Authors: George C.Prendergast, William J.Malachowski, ArpitaMondal, PeggyScherle, Alexander J.Muller
Source: International Review of Cell and Molecular Biology, vol 336, 21 September 2017
Abstract: The tryptophan catabolic enzyme indoleamine 2,3-dioxygenase-1 (IDO1) has attracted enormous attention in driving cancer immunosuppression, neovascularization, and metastasis. IDO1 suppresses local CD8 + T effector cells and natural killer cells and induces CD4 + T regulatory cells (iTreg) and myeloid-derived suppressor cells (MDSC). The structurally distinct enzyme tryptophan dioxygenase (TDO) also has been implicated recently in immune escape and metastatic progression. Lastly, emerging evidence suggests that the IDO1-related enzyme IDO2 may support IDO1-mediated iTreg and contribute to B-cell inflammed states in certain cancers. IDO1 and TDO are upregulated widely in neoplastic cells but also variably in stromal, endothelial, and innate immune cells of the tumor microenviroment and in tumor-draining lymph nodes. Pharmacological and genetic proofs in preclinical models of cancer have validated IDO1 as a cancer therapeutic target. IDO1 inhibitors have limited activity on their own but greatly enhance “immunogenic” chemotherapy or immune checkpoint drugs.
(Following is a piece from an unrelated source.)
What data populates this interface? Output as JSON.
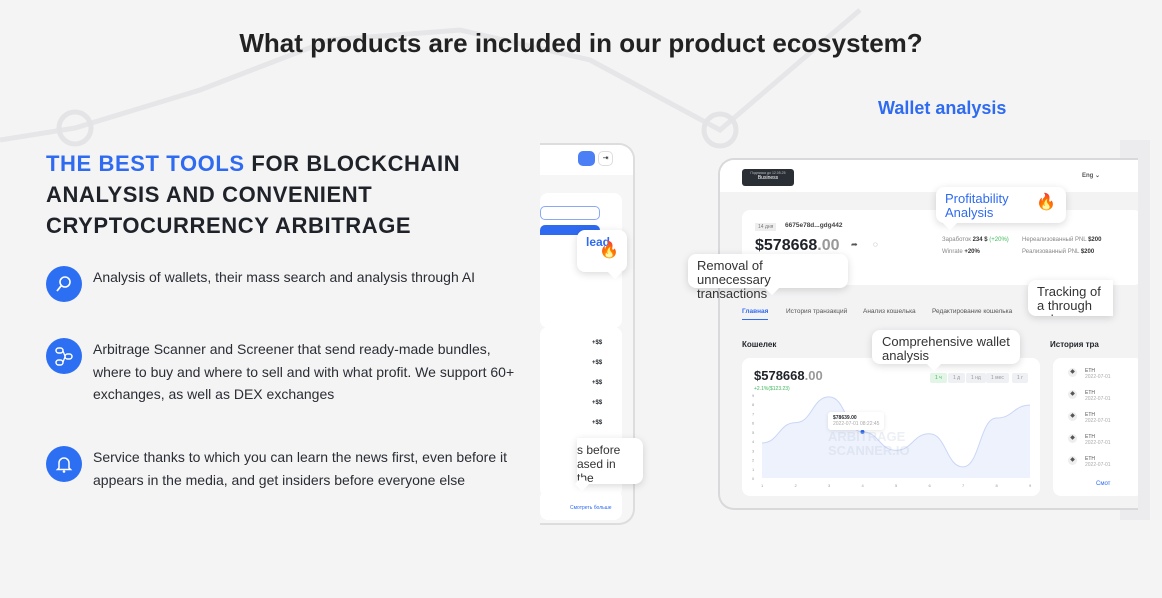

IDO/TDO function is rooted in inflammatory programming, thereby influencing tumor neovascularization, MDSC generation, and metastasis beyond effects on adaptive immune tolerance. Discovery and development of two small molecule enzyme inhibitors of IDO1 have advanced furthest to date in Phase II/III human trials (epacadostat and navoximod, respectively). Indoximod, a tryptophan mimetic compound with a different mechanism of action in the IDO pathway has also advanced in multiple Phase II trials. Second generation combined IDO/TDO inhibitors may broaden impact in cancer treatment, for example, in addressing IDO1 bypass (inherent resistance) or acquired resistance to IDO1 inhibitors. This review surveys knowledge about IDO1 function and how IDO1 inhibitors reprogram inflammation to heighten therapeutic responses in cancer.